FORT MYERS, FLA. - Friday night, the view from the Hammond Stadium stands featured a fluorescent moon suspended above the first base stands; pink cirrus clouds beyond the left field fence; a new grass berm filled with families down the right field line; and headlights streaming down Six Mile Cypress toward the Twins' first home spring training game, which should be some kind of Minnesota holiday.
Like a snow day, only with palm trees and tropical breezes. Those of us in Fort Myers have to be careful this week -- stand behind the batting cage long enough, you can get a touch of sunburn on the back of your neck. Think of it as frostbite that goes away.
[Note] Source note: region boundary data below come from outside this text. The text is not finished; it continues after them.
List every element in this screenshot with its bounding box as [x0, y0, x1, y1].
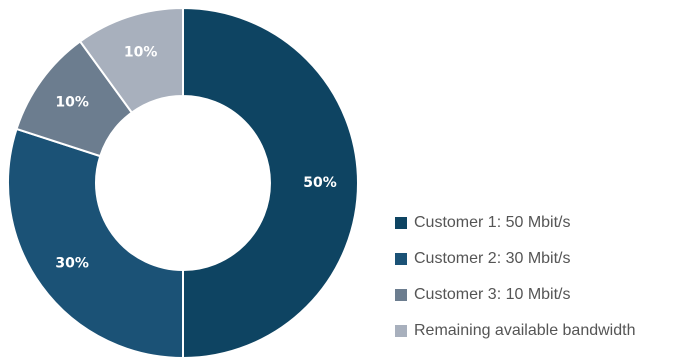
legend-item-customer-2: Customer 2: 30 Mbit/s — [395, 241, 635, 277]
legend-item-customer-3: Customer 3: 10 Mbit/s — [395, 277, 635, 313]
donut-slice-4 — [78, 6, 184, 115]
legend-label-remaining-bandwidth: Remaining available bandwidth — [414, 322, 636, 339]
legend-swatch-customer-2 — [395, 253, 407, 265]
legend-swatch-customer-3 — [395, 289, 407, 301]
legend-swatch-remaining-bandwidth — [395, 325, 407, 337]
legend-label-customer-2: Customer 2: 30 Mbit/s — [414, 250, 571, 267]
slice-label-2: 30% — [55, 256, 89, 272]
legend-item-customer-1: Customer 1: 50 Mbit/s — [395, 205, 635, 241]
slice-label-4: 10% — [124, 45, 158, 61]
legend-swatch-customer-1 — [395, 217, 407, 229]
legend-label-customer-3: Customer 3: 10 Mbit/s — [414, 286, 571, 303]
chart-slices — [7, 6, 359, 360]
donut-slice-2 — [7, 127, 184, 360]
legend-item-remaining-bandwidth: Remaining available bandwidth — [395, 313, 635, 349]
chart-legend: Customer 1: 50 Mbit/s Customer 2: 30 Mbi… — [395, 205, 635, 349]
slice-label-3: 10% — [55, 94, 89, 110]
chart-slice-labels: 50% 30% 10% 10% — [55, 45, 336, 272]
legend-label-customer-1: Customer 1: 50 Mbit/s — [414, 214, 571, 231]
donut-slice-1 — [182, 6, 359, 360]
slice-label-1: 50% — [303, 175, 337, 191]
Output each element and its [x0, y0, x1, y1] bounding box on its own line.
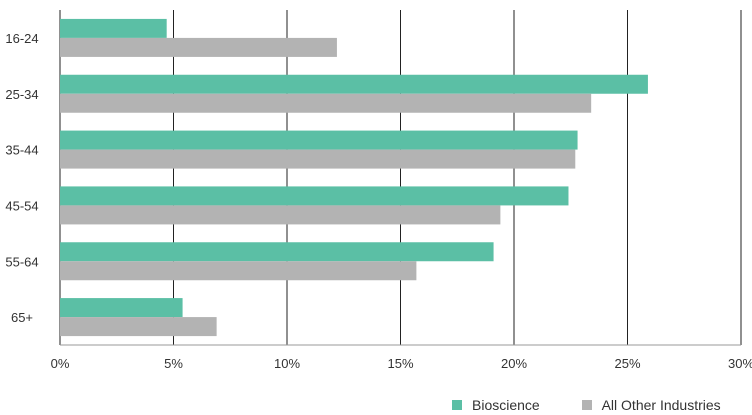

Anyway, Friday you could also see most of the team that won 96 games last year take the field together for the first time this spring.
The 2007 Twins have just about everything you could want -- speed, fielding, youth, experience, strength up the middle, power, chemistry, an exceptional bullpen, winners of the Cy Young, MVP, batting title and Gold Glove, and a manager who has made the playoffs in four of his five seasons.
Yes, the Twins have everything but what they usually covet most -- a rotation that can keep the capillaries in Ron Gardenhire's face from bursting like postgame fireworks.
Johan Santana might be the best starting pitcher in the game. Boof Bonser looked the most polished of the Twins' young starters during the pennant race last year. After that, it's three guys looking for "bounce-back" seasons -- the spring euphemism for players who stunk last year.
The Twins picked up the option on Carlos Silva's contract for $4.35 million so he could be the No. 2 starter behind Cy Santana. He pitched on Thursday against the Yankees and gave up five runs in two innings. The problem is, he's a sinkerballer whose pitches still aren't sinking.
The Twins signed Ramon Ortiz for $3.1 million, and received this scouting report: He allows one bad inning to beat him. Friday, Ortiz started, and allowed one run in two innings.
The Twins signed Sidney Ponson for $1 million, guaranteed only if he makes the team. He cleared up his visa problems on Friday, and has assured us that his drinking problems are over now that he limits his alcohol to wine with dinner. Is that the 13th step of the 12-step program -- drinking only with meals?
This is a fragile rotation, and the Twins are committed to starting the season with Silva and Ortiz no matter how they perform this spring, because GM Terry Ryan, a beer & brats guy from Wisconsin, eats salary about as often as he eats tofu.
It's early, but you can see the potential for several young pitchers to outperform the three veterans enlisted to fill out the rotation.
Wednesday, Matt Garza again demonstrated that he has the second-best stuff among the starting pitchers in camp, easing through two shutout innings against the Red Sox and striking out David Ortiz with a nasty slider. He's the only pitcher in camp currently capable of being a true No. 2 starter.
Thursday, Kevin Slowey deked his way through two shutout innings against the same Yankees who destroyed Silva. He lacks a dominant pitch but is known for his control, composure and pitching intelligence.
He's a slim, talkative and bespectacled righthander who Twins coaches were calling "Hershiser" on the back field Friday, because of his resemblance to former Dodger ace Orel (Verbal) Hershiser.
Friday, former U lefty Glen Perkins, like Garza a first-round pick, allowed a high-pop home run down the right field line to Spring Training Twin Killer Edwin Encarnacion but otherwise had an easy two innings in relief of Ortiz.
Last year, the Twins started the season with Tony Batista at third and Juan Castro at short and turned their season around when they went to Jason Bartlett and Nick Punto.
This spring, the Twins could face a similar choice -- limited veterans or unproven kids?
If the rotation flounders in April, they better not wait until June to go young.